Но ноги отяжелели, он покачнулся, стал медленно оседать.
— Дедушка, — вскрикнул Ваня, стараясь удержать старика, — ведь говорил я тебе…
— Отдохну, — виновато сказал старик.
Он уже сердился на себя, что вышел из избы. И вдруг метнулось его сердце, от волнения прилила к вискам кровь.
К избе шел Павел, а рядом с ним женщина. Она шла, держась за его руку, опустив голову.
— Анна, — прошептал старик. — Аннушка, — повторил он, все еще не веря своим глазам: это была она, его невестка, два года назад угнанная немцами в Германию.
— Мама, — крикнул Ваня, рванулся к женщине, во сейчас же растерянно остановился. — Мама!
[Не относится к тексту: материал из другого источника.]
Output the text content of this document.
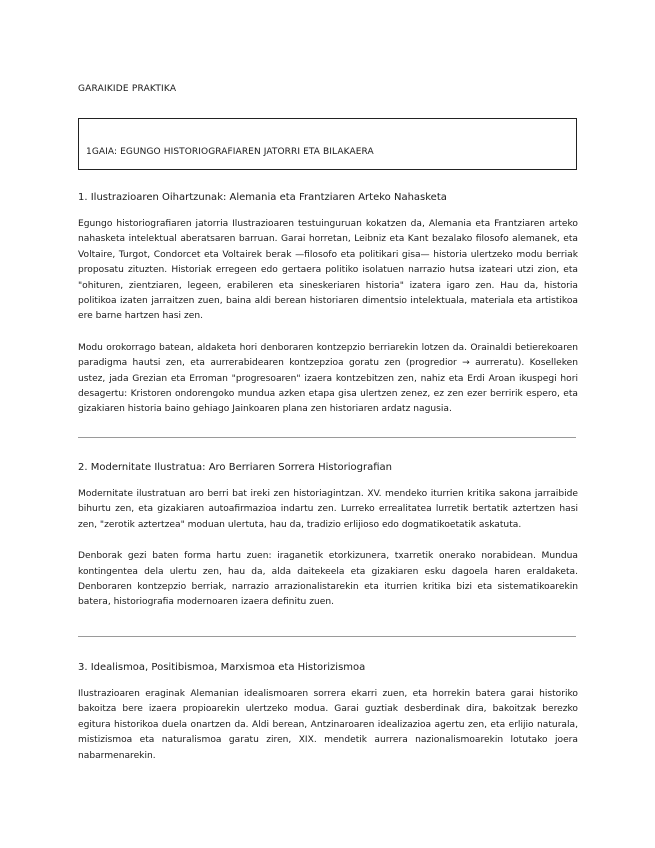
GARAIKIDE PRAKTIKA
1GAIA: EGUNGO HISTORIOGRAFIAREN JATORRI ETA BILAKAERA
1. Ilustrazioaren Oihartzunak: Alemania eta Frantziaren Arteko Nahasketa

Egungo historiografiaren jatorria Ilustrazioaren testuinguruan kokatzen da, Alemania eta Frantziaren arteko nahasketa intelektual aberatsaren barruan. Garai horretan, Leibniz eta Kant bezalako filosofo alemanek, eta Voltaire, Turgot, Condorcet eta Voltairek berak —filosofo eta politikari gisa— historia ulertzeko modu berriak proposatu zituzten. Historiak erregeen edo gertaera politiko isolatuen narrazio hutsa izateari utzi zion, eta "ohituren, zientziaren, legeen, erabileren eta sineskeriaren historia" izatera igaro zen. Hau da, historia politikoa izaten jarraitzen zuen, baina aldi berean historiaren dimentsio intelektuala, materiala eta artistikoa ere barne hartzen hasi zen.

Modu orokorrago batean, aldaketa hori denboraren kontzepzio berriarekin lotzen da. Orainaldi betierekoaren paradigma hautsi zen, eta aurrerabidearen kontzepzioa goratu zen (progredior → aurreratu). Koselleken ustez, jada Grezian eta Erroman "progresoaren" izaera kontzebitzen zen, nahiz eta Erdi Aroan ikuspegi hori desagertu: Kristoren ondorengoko mundua azken etapa gisa ulertzen zenez, ez zen ezer berririk espero, eta gizakiaren historia baino gehiago Jainkoaren plana zen historiaren ardatz nagusia.

2. Modernitate Ilustratua: Aro Berriaren Sorrera Historiografian

Modernitate ilustratuan aro berri bat ireki zen historiagintzan. XV. mendeko iturrien kritika sakona jarraibide bihurtu zen, eta gizakiaren autoafirmazioa indartu zen. Lurreko errealitatea lurretik bertatik aztertzen hasi zen, "zerotik aztertzea" moduan ulertuta, hau da, tradizio erlijioso edo dogmatikoetatik askatuta.

Denborak gezi baten forma hartu zuen: iraganetik etorkizunera, txarretik onerako norabidean. Mundua kontingentea dela ulertu zen, hau da, alda daitekeela eta gizakiaren esku dagoela haren eraldaketa. Denboraren kontzepzio berriak, narrazio arrazionalistarekin eta iturrien kritika bizi eta sistematikoarekin batera, historiografia modernoaren izaera definitu zuen.

3. Idealismoa, Positibismoa, Marxismoa eta Historizismoa

Ilustrazioaren eraginak Alemanian idealismoaren sorrera ekarri zuen, eta horrekin batera garai historiko bakoitza bere izaera propioarekin ulertzeko modua. Garai guztiak desberdinak dira, bakoitzak berezko egitura historikoa duela onartzen da. Aldi berean, Antzinaroaren idealizazioa agertu zen, eta erlijio naturala, mistizismoa eta naturalismoa garatu ziren, XIX. mendetik aurrera nazionalismoarekin lotutako joera nabarmenarekin.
Женщина вздрогнула, сделала движение рукой, будто отталкивая что-то, и на мгновение торопливо прикрыла ладонями лицо. Павел стоял, смотря в землю. На скулах его ходили желваки.
— Ваня, — сказала женщина тихо, едва шевеля губами, и, вытянув руки, пошла к нему.
Широко открытые ее глаза смотрели куда-то в сторону. Кожа вокруг них была морщинистой, красной, как перепонки на птичьих лапах.
Она обняла мальчика и, все так же смотря куда-то в сторону, провела рукой по его лицу.
— Господи, горе-то какое! — вскрикнул старик, рванулся и встал с земли.
Павел поддержал его.
— Ее, не меня держи, — сказал старик.
Анна услышала его голос и снова закрыла руками лицо.
— Вот и вернулась, Аннушка! — сказал старик. — Здравствуй.
Он обнял ее, поцеловал в слепые глаза. Анна уткнулась в его плечо, надрывно заплакала.
— Ну что ты, что ты, домой ведь пришла, — растерянно говорил старик, суетливо гладя ее по голове.
Мутным взглядом смотрел на них Павел. Наконец повернулся, ушел в избу.